Much of Mr. Lees's writing grew out of his friendships with leading musical figures, including trumpeter Dizzy Gillespie, singer Peggy Lee and songwriter Johnny Mercer. He had a close association with pianist Bill Evans and composed a memorable set of lyrics to one of Evans's best-known tunes, "Waltz for Debby."

He wrote biographies of bandleader Woody Herman, Mercer and the composing team of Alan Jay Lerner and Frederick Loewe and was the co-author of Henry Mancini's autobiography. At the time of his death, Mr. Lees had almost completed a biography of Shaw.

"He brought that great set of journalistic skills to the demanding business of writing critical biographies," critic Doug Ramsey said Friday. "He was acerbic, argumentative and opinionated, but you couldn't help liking him."

Mr. Lees also wrote a biography of pianist Oscar Peterson, a fellow Canadian. After making headlines in the 1950s with an article detailing how a white barber refused to cut Peterson's hair, Mr. Lees often wrote about matters of race, sometimes in unexpected and challenging ways.

His 2001 book, "You Can't Steal a Gift," assessed the racial burden faced by black musicians Nat "King" Cole, Gillespie, Milt Hinton and Clark Terry.

"These guys all had reason to be bitter and were not," Mr. Lees wrote. "That is a triumph of the human spirit."

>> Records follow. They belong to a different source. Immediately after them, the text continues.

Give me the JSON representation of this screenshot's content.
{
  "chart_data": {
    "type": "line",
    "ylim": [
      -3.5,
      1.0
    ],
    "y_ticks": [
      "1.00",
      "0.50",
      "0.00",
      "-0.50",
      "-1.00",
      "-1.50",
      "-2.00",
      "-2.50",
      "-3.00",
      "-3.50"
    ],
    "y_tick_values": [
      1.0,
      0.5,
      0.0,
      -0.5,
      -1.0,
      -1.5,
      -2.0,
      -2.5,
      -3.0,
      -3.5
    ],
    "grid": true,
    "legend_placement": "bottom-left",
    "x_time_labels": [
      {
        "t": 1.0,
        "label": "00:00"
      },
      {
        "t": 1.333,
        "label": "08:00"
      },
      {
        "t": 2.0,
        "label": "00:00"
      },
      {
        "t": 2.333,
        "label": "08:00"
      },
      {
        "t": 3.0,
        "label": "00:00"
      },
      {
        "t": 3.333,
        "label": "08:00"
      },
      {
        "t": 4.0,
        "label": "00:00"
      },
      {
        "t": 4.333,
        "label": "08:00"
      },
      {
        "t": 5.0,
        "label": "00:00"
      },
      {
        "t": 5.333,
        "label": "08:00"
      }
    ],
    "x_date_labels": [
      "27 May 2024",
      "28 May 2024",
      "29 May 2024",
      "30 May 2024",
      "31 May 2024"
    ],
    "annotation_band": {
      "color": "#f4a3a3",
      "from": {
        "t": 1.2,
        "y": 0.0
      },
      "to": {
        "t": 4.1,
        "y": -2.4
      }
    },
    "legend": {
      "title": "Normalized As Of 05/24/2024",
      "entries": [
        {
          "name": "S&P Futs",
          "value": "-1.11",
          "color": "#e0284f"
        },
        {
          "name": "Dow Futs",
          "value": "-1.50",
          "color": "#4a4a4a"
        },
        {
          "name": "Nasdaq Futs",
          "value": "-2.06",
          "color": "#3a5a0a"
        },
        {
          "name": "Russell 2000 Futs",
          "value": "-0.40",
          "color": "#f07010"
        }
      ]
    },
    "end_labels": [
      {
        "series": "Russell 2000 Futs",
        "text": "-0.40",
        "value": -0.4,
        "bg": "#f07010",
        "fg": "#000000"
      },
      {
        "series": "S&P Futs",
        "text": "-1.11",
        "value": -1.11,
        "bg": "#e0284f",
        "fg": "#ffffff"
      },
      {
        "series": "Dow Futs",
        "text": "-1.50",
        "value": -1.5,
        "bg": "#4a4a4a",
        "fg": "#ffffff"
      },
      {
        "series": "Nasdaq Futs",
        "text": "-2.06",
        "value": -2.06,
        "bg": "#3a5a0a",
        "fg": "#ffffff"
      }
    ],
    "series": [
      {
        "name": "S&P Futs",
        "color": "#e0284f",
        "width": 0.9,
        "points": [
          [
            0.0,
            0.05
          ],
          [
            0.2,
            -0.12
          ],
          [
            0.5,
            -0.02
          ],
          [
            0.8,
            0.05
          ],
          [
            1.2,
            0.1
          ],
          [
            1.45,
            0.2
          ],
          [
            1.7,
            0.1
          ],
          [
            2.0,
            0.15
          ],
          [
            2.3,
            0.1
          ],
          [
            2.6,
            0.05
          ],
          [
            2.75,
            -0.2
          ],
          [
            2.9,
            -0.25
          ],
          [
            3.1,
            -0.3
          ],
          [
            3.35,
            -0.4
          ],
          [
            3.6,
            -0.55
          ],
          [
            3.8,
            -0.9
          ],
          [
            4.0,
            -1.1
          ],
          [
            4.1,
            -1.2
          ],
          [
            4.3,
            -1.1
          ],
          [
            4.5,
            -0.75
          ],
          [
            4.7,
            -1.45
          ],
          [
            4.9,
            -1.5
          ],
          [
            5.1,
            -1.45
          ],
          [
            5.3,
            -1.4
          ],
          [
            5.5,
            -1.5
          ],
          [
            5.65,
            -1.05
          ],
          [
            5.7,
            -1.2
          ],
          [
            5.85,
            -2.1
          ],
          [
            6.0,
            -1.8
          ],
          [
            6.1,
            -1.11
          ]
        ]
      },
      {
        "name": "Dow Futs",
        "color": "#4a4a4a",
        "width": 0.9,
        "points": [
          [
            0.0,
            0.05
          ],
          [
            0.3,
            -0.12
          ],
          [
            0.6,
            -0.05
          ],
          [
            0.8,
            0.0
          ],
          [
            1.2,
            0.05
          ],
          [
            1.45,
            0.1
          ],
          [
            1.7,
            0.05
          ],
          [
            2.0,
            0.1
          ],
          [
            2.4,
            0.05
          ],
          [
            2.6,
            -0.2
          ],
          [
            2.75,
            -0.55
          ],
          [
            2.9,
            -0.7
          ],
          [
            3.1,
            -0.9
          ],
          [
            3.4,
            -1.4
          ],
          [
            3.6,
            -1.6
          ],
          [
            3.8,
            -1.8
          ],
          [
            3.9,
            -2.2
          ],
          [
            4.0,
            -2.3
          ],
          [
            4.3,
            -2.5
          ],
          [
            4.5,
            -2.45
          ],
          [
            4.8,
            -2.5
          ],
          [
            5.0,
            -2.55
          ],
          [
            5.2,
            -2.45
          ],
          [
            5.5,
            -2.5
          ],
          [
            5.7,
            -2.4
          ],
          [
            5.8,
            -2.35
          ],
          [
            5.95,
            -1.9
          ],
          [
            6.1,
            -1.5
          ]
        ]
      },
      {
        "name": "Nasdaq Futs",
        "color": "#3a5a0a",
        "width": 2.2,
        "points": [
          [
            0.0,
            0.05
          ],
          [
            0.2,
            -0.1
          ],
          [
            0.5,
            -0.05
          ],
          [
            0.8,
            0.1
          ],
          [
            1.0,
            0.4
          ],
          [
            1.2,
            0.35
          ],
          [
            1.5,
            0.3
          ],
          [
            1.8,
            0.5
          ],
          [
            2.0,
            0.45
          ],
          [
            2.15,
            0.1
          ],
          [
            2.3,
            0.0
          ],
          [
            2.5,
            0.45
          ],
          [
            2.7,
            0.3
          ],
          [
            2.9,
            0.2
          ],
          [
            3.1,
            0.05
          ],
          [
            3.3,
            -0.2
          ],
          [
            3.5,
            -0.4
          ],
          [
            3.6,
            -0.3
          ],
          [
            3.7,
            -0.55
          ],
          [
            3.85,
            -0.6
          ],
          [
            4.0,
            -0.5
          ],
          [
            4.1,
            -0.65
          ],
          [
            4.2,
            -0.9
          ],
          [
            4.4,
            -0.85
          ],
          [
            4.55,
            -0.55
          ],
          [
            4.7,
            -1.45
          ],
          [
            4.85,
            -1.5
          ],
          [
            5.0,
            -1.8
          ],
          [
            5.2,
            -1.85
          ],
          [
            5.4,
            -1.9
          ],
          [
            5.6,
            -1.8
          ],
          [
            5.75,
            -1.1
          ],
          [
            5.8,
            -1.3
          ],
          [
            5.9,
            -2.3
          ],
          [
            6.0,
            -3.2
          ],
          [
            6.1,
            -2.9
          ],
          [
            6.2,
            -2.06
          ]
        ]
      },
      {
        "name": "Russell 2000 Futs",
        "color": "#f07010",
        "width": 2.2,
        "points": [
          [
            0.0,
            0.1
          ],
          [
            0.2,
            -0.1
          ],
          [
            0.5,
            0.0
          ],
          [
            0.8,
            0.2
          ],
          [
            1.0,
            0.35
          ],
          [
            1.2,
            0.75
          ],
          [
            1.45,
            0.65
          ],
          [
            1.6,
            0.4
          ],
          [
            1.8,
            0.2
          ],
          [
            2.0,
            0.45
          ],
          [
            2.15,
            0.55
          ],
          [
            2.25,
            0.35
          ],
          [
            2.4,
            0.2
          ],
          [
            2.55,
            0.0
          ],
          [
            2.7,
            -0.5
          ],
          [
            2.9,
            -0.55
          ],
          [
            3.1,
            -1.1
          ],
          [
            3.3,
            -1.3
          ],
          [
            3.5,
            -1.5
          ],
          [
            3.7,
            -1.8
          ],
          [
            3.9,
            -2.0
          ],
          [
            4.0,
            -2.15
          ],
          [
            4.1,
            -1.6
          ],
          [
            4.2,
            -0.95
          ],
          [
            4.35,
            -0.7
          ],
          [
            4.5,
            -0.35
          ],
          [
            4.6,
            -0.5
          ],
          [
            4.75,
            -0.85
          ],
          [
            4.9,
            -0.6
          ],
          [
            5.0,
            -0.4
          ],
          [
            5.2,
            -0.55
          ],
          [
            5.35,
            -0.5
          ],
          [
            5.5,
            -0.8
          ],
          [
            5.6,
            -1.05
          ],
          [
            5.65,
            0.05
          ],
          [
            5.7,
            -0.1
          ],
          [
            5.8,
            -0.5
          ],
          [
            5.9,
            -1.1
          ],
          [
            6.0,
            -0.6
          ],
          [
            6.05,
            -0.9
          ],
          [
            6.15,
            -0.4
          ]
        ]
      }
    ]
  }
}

In another book, "Cats of Any Color" (1994), Mr. Lees described the discrimination faced by black musicians and confronted a subject few other writers were willing to touch -- "Crow Jim," or reverse racism toward white musicians. He drew on historical scholarship to show that jazz contained elements from many cultures and that black and white musicians freely borrowed from each other from the beginning. Never tentative in his views, Mr. Lees was loudly opposed to what he saw as modern tendencies to segregate jazz again and label it exclusively "black music."

He liked to quote Louis Armstrong, from whom he took the title of his book: "It's not a crime for cats of any color to get together and blow."

Frederick Eugene John Lees was born Feb. 8, 1928, in Hamilton, Ontario. His father, a violinist, gave him an early exposure to music.

When he was 12, Mr. Lees sneaked into a ballroom where the Duke Ellington Orchestra was playing and was never the same.

"It took my breath away!" he recalled in 1993. "I got hopelessly strung out on that music from then on."

After studying at the Ontario College of Art, Mr. Lees worked as a newspaper reporter in Canada and Louisville. Mr. Lees was editor of DownBeat magazine, the bible of jazz, from 1959 to 1961. He was a contributor to Stereo Review and High Fidelity while pursuing a second career as a songwriter.

In 1983, he helped set the poetry of Pope John Paul II to music.

Mr. Lees's marriages to Carmen Lister and Micheline Ducreux ended in divorce.

Survivors include his wife of 38 years, Janet Suttle Lees of Ojai; a son from his second marriage; a sister; and a brother.

Mr. Lees wrote a book about composing song lyrics and became a leading authority on the subject, as well as a stout critic of rock music.

"As for songwriting," he said, "the best training I know is to sing -- and study the works of the great writers such as Johnny Mercer, Cole Porter, and Harold Arlen, who gave us an astonishing body of masterpieces before rock-and-roll brought our musical culture crashing down."